Hybrid vehicles and electric vehicles (HEV or EV) have two main things in common, electric motor-generators (MG) and a battery pack. The battery pack, in both cases, is like the fuel tank in a conventional vehicle, storing energy to power the MG and vehicle electrical systems. Unlike the fuel tank in a conventional or hybrid vehicle, however, the battery pack can also be recharged by the car itself, via the MGs.
At their most basic level, electric vehicle and hybrid vehicle battery packs are a collection of rechargeable cells arranged to hold a specified amount of energy. In this way, they are identical. On the other hand, there are a couple of key differences in chemistry, charging capabilities, and maintenance.
Chemistry and Capacity
The main difference between hybrid vehicle and electric vehicle battery packs is their chemistry. For example, the 2010 Toyota Prius NiMH (nickel-metal hydride) hybrid battery pack holds just 1.3 kWh (kilowatt-hours). This is enough to power the MGs for a maximum of a couple of miles stop-and-go traffic in EV-Mode. The 2012 Toyota Prius Plug-In, on the other hand, features a Lithium-ion (Li-ion) hybrid battery, which is about twice as energy-dense as NiMH. Thus, the Prius Plug-In’s 4.4 kWh Li-ion battery pack, at 330 lbs, weighs three times more than the 1.3 kWh NiMH pack in the Prius, yet offers fifteen times more EV-Mode range, up to 15 miles in certain circumstances.
Finally, in electric vehicles whose sole energy source is the battery pack, we see a significant jump in battery capacity. The 2015 Nissan Leaf, for example, is equipped with a 24 kWh Li-ion battery pack, featuring an average range of 84 miles. The Tesla Model S 85 kWh, on the other hand, has a range of about 300 miles. Making the switch to Lithium-ion rechargeable battery chemistry makes this possible, because NiMH or SLA (sealed lead acid) batteries would be too heavy.

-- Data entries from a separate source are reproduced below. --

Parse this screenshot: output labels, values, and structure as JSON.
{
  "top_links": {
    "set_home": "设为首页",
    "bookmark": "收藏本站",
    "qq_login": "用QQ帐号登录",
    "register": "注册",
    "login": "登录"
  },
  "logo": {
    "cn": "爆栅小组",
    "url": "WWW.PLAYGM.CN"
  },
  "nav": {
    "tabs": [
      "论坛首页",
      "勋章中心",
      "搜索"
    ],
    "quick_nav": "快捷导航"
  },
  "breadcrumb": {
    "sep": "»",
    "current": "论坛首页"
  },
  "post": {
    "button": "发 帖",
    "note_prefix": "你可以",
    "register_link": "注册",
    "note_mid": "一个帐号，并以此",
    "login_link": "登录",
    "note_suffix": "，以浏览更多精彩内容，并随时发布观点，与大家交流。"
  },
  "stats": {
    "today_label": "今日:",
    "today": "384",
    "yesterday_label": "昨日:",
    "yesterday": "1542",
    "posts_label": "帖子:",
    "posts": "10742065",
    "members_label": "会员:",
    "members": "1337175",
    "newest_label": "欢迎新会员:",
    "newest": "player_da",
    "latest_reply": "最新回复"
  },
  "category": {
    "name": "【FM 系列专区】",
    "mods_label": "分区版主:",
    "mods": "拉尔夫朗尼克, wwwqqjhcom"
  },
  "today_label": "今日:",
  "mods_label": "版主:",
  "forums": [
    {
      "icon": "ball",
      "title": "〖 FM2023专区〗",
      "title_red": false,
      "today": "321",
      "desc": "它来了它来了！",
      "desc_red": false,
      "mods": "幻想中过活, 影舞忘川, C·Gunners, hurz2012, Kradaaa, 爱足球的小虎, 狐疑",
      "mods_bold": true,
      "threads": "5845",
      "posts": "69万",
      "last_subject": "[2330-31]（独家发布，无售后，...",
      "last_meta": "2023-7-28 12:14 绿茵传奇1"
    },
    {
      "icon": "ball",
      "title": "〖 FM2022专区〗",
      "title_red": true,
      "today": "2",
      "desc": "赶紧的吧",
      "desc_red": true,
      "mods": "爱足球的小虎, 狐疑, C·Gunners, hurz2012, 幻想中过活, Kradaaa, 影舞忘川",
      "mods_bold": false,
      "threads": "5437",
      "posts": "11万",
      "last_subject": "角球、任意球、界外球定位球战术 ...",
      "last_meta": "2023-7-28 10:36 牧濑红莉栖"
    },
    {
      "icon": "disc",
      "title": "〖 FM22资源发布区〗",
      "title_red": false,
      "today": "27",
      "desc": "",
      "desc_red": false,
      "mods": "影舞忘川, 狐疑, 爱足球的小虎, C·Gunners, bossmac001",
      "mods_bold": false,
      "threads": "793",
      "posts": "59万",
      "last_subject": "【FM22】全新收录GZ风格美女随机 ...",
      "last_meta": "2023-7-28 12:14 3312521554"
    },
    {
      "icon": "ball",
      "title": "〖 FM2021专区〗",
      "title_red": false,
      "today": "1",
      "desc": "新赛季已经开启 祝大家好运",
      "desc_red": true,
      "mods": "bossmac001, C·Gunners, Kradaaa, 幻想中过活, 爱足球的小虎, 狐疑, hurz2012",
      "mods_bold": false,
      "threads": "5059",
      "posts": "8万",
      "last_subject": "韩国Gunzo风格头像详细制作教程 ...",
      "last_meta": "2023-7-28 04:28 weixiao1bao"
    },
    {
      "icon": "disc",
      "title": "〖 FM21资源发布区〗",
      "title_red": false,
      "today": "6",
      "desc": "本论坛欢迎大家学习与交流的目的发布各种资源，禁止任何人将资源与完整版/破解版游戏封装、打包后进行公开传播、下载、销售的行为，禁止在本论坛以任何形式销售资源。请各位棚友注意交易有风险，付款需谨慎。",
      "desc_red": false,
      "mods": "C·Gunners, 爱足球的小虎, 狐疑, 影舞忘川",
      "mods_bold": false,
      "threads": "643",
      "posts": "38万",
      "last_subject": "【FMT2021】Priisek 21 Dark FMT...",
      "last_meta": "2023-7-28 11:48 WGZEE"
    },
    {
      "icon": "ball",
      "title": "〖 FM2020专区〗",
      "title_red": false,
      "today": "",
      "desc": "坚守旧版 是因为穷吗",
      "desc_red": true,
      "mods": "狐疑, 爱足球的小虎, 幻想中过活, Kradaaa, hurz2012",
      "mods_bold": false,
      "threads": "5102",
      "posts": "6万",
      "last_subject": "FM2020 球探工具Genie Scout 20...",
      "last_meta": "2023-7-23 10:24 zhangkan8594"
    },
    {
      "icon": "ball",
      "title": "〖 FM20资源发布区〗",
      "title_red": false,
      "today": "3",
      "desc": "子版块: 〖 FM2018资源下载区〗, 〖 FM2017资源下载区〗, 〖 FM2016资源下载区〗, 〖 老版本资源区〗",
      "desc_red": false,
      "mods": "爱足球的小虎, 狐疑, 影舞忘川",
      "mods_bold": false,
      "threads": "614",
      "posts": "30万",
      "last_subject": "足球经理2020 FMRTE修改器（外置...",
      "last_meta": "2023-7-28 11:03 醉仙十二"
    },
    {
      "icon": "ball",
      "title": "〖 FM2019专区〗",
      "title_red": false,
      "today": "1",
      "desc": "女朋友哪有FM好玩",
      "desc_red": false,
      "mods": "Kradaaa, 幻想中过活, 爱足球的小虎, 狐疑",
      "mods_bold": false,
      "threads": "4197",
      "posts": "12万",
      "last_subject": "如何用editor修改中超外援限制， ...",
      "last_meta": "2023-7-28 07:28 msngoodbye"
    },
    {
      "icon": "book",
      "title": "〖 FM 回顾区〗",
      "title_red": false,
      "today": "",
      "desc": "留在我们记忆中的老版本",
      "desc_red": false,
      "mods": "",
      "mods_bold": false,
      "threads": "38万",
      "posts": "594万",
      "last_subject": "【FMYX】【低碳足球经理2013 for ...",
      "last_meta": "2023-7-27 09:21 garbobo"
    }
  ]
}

The other main difference between hybrid vehicle and electric vehicle battery packs is how they are charged. Hybrid vehicles, such as the Toyota Prius and Ford Fusion Hybrid, do not feature a charge port for the hybrid battery. Instead, they are charged by the MGs, driven by the ICE or during regenerative braking. Plug-in hybrid vehicles, on the other hand, feature a charge port for their small hybrid battery packs. The Prius Plug-In, for example, takes about 90 minutes to charge on an LII (Level 2, 240 V, 30 A) charging station. Once the 15 miles of EV-Mode capacity is used up, the car reverts to regular hybrid vehicle operation, using a small part of the hybrid battery capacity for improved fuel economy and stop-and-go traffic performance.
Electric vehicle battery packs, which have the largest battery capacity, can only be charged by electric vehicle charging stations and, to a lesser degree, regenerative braking. The Nissan Leaf’s 24 kWh battery pack, for example, takes about four hours on an LII charging station, or as little as thirty minutes on an LIII (Level 3, 480 V, 3 Φ, 125 A) charging station. On an LIII charging station, Tesla Model S 85 kWh can fully charge in about an hour.